Album Review: Jethro Tull – RökFlöte

Band: Jethro Tull | Album: RökFlöte | Genre: Progressive rock, Hard rock | Year: 2023

From: Luton, UK | Label: InsideOut Music


A little over a year after their unimpressive return on The Zealot Gene, Jethro Tull is back with another record, RökFlöte. For this record, Ian Anderson stated he drew inspiration from Norse mythology, and the word “Ragnarök” is where he got the idea for this album’s title. Each of the twelve songs on this album is based off a character or concept from Norse mythology.

Going into this, I did my best to keep an open mind. Yes, I’d found The Zealot Gene unnecessary, disappointing, and soulless; but Tull has bounced back from bad records before! Minstrel in the Gallery followed the unfocused hodgepodge of WarChild, and Roots to Branches came after the tepid blues rock of Catfish Rising (and their middling ‘80s hard rock). Martin Barre continues to be absent from the band, so I tried to calibrate my expectations for the guitarwork accordingly.

“Voluspo” opens with heavy breathing and a female voice narrating something in Old Norse. After about a minute of that, the music is rather pleasant and folky. The synth tone is dated, and the guitar playing is generic, but the underlying composition isn’t bad. Eventually, it shifts to a hard-rocking, plodding riff that suits the lyrical topic of ice giants.

The flute and electric piano intro of “Ginnungagap” is quite enjoyable, despite the heavy-handed and dull guitar. Anderson’s flute playing is on-point, though his voice is somewhat weak. It’s more narration than singing, but it’s not bad. Following this pair of heavier songs, “Allfather” has a lighter, sprightly feel. It’s actually somewhat fun, and it sounds like something off Dot Com.

“The Feathered Consort” has a promising intro, but the verse is weak. The synth tone isn’t terrible for once, but the melody is unnatural, and there’s nothing to grab onto.

Hints of the blues are evident in the verses of “Hammer on Hammer”. It’s a slow-moving, tense piece that gradually builds in intensity. It sounds like the band actually feels something here, which makes it one of the strongest cuts on RökFlöte

“Wolf Unchained” tries to be menacing, but like many other cuts, it’s hamstrung by regrettable synth tones, nondescript guitar playing, and iffy mixing. There are some good ideas here, and I think the band could have pulled this off in many of their prior incarnations with a bit of workshopping.

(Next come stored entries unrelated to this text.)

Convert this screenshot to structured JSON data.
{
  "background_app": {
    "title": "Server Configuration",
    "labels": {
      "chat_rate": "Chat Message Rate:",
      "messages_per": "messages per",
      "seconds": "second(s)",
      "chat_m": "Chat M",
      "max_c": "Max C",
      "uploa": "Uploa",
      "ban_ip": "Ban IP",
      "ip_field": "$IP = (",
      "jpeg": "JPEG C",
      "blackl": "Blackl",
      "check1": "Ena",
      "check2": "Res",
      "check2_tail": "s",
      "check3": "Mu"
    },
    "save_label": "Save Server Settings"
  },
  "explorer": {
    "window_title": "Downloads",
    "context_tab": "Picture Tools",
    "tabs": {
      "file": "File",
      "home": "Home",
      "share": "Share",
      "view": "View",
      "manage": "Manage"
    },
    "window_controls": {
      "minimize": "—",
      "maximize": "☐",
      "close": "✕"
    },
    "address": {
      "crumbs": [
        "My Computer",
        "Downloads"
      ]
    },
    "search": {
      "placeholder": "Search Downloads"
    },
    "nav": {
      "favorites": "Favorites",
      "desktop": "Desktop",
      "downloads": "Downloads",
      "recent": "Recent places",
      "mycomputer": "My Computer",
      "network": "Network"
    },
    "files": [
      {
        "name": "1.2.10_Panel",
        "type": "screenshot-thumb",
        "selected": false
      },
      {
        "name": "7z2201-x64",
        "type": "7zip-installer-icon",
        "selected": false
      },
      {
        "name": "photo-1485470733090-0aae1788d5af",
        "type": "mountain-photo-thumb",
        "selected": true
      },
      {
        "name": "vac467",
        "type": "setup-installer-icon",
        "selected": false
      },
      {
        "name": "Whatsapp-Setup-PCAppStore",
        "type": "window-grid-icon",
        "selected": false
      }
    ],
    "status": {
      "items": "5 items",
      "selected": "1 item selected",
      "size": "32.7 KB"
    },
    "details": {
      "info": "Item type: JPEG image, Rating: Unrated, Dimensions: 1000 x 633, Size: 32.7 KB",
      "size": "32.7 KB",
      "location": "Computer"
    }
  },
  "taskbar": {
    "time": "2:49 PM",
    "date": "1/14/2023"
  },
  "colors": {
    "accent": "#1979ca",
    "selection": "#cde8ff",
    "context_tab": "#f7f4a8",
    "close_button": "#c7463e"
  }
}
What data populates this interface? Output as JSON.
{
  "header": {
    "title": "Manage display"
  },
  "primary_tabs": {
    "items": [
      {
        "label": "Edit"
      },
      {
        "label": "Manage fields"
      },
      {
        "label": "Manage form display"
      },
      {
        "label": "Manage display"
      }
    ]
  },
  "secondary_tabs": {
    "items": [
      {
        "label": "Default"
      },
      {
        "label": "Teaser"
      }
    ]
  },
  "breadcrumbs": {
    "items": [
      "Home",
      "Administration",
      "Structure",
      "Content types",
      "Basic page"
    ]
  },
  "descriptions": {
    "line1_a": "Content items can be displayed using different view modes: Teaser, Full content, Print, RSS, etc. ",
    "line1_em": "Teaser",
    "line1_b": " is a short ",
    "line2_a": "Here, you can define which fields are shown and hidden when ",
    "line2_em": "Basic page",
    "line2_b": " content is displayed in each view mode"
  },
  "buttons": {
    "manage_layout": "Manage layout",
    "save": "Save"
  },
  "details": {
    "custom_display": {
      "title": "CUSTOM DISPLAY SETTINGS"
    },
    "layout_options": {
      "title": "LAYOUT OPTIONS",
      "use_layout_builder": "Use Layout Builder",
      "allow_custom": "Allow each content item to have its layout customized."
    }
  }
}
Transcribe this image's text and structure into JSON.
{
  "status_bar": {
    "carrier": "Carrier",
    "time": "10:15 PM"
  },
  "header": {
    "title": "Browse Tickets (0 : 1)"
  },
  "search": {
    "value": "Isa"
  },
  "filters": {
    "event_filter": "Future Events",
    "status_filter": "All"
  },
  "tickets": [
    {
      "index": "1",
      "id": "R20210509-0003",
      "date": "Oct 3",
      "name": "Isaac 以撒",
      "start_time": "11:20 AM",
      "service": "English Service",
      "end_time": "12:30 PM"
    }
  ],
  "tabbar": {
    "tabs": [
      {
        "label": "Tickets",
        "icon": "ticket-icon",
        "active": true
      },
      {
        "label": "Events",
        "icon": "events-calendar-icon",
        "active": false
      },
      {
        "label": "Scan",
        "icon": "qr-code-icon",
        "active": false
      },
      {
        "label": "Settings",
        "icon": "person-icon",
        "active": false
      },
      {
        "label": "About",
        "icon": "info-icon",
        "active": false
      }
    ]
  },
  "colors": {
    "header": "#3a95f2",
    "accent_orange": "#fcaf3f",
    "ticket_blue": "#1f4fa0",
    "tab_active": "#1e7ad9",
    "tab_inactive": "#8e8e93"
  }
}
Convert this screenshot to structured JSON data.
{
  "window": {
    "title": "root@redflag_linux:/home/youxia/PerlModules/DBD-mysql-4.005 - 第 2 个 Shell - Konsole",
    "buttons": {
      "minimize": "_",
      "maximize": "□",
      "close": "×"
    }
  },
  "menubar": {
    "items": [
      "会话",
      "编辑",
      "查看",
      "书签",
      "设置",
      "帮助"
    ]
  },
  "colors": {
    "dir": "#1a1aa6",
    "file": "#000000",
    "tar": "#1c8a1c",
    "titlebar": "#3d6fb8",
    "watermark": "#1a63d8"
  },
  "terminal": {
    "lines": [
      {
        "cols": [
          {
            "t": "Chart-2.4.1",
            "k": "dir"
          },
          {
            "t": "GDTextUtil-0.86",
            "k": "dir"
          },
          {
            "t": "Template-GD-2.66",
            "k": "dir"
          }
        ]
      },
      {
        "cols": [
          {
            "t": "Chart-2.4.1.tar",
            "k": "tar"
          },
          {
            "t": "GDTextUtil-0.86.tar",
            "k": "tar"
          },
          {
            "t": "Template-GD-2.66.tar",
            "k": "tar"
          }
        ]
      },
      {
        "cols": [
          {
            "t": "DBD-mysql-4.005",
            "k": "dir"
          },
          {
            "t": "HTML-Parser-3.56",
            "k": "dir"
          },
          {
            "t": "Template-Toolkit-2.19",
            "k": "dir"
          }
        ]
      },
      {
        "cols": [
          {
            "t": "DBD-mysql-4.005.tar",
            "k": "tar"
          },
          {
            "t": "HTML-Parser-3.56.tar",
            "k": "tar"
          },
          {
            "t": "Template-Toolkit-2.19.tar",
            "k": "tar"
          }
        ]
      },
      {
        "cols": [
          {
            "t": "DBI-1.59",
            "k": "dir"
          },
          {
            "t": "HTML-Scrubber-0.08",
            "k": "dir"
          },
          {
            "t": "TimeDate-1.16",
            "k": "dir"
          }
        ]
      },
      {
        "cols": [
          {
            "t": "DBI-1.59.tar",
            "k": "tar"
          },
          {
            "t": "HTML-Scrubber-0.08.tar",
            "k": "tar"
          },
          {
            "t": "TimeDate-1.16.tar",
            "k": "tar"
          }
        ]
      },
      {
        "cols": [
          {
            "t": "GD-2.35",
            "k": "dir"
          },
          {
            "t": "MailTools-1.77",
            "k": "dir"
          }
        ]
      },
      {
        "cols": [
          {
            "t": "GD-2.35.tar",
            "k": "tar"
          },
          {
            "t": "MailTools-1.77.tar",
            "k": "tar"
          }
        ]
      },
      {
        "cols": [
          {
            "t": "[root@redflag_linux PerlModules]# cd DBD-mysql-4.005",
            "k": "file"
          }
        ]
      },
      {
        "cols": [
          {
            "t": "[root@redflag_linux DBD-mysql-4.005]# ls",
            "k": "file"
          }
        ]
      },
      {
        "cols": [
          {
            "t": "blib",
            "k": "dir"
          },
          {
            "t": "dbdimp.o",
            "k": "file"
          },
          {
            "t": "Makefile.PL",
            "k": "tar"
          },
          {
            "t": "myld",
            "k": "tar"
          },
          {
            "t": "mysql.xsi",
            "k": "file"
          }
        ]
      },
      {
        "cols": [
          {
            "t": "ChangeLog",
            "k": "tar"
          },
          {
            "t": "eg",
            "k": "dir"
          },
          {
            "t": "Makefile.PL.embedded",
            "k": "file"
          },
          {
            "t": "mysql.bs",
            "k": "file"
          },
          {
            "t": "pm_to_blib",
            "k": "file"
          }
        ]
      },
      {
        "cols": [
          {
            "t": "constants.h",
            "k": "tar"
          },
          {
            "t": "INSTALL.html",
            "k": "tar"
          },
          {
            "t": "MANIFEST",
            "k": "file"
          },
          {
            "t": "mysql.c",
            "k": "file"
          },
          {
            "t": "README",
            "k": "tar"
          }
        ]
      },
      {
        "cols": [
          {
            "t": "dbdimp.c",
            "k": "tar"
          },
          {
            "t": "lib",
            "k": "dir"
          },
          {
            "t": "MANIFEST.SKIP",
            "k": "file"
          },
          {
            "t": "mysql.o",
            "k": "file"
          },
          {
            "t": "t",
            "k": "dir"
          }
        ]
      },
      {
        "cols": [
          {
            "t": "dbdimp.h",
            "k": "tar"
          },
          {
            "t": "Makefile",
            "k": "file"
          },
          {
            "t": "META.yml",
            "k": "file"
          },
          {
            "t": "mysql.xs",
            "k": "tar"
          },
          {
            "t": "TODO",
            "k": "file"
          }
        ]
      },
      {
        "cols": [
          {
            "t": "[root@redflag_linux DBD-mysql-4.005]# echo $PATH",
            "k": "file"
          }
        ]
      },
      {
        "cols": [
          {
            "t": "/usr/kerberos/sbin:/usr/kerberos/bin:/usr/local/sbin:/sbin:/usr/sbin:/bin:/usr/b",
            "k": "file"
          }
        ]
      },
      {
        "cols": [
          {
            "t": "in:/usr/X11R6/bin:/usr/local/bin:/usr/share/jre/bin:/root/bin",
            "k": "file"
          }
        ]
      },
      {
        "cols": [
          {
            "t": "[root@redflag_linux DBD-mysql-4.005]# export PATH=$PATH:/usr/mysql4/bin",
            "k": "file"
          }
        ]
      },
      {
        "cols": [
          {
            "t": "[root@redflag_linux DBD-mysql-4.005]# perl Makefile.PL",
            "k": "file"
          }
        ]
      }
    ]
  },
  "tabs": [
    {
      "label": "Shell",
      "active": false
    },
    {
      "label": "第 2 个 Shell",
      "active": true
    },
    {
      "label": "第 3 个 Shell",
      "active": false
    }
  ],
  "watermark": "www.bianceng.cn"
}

But the fact that this is just Ian Anderson’s solo band rebranded as Jethro Tull gives me the sense that this may not be the most collaborative effort. (That, and Anderson is–by his own admission–difficult to work with with a bit of an egoistic streak. I don’t think it’s a coincidence that the Tull album with the most prominent bass (Stormwatch) is the one where he played most of the bass.)

Acoustic guitar, chimes, and flute give “The Perfect One” an idyllic opening, and the verse reminds me of some of the better moments off The Broadsword and the Beast. It’s passable hard rock sorta-balladry, but there are better examples of this out there. 

“Trickster (And the Mistletoe)” is the best synthesis of folk and hard rock on this album. I could easily imagine the main riff on Songs from the Wood or in a toned-down form on their Christmas album. The verse is spotty, but it’s still strong enough to make this my favorite song on the album. After that great cut, “Cornucopia” is a sleepy, folky instrumental that doesn’t do much for me.

The tense opening flute line of “The Navigators” is robbed of any artfulness by the unsubtle guitar line. Maybe a better tone or better mixing could have fixed it, but I’m not sure. Just something about it strikes me as so bland. It really makes me miss Barre’s unconventional style. That issue aside, this is one of the stronger compositions on the album. It’s decent, kinda-proggy hard rock that keeps things interesting.

“Guardian’s Watch” has a jaunty air to its opening, and the verse isn’t bad, either. It’s lush hard rock that’s on the decent side of middling, but don’t go out of your way to hear it. RökFlöte ends with “Ithavoll”. The narrator from “Voluspo” returns, and it’s a decent bookend.

RökFlöte is an improvement over The Zealot Gene. It’s passable hard rock with some prog and folk influences, but this wouldn’t be getting any attention if it weren’t for the Jethro Tull name attached to it. And I suppose that’s what I find so frustrating about all this. This is a band well past their prime putting out just-okay music, and I’m reasonably confident this review will wind up getting far more traffic than most other albums I cover, many of which I think deserve more attention than this unimpressive output. (My Zealot Gene review is the second-most-read album review on this site at time of writing, behind my Ummon review.)

This album is fine. It’s not bad. It’s on the left end of the bell curve of Tull albums, but it’s still in the fat part of the curve.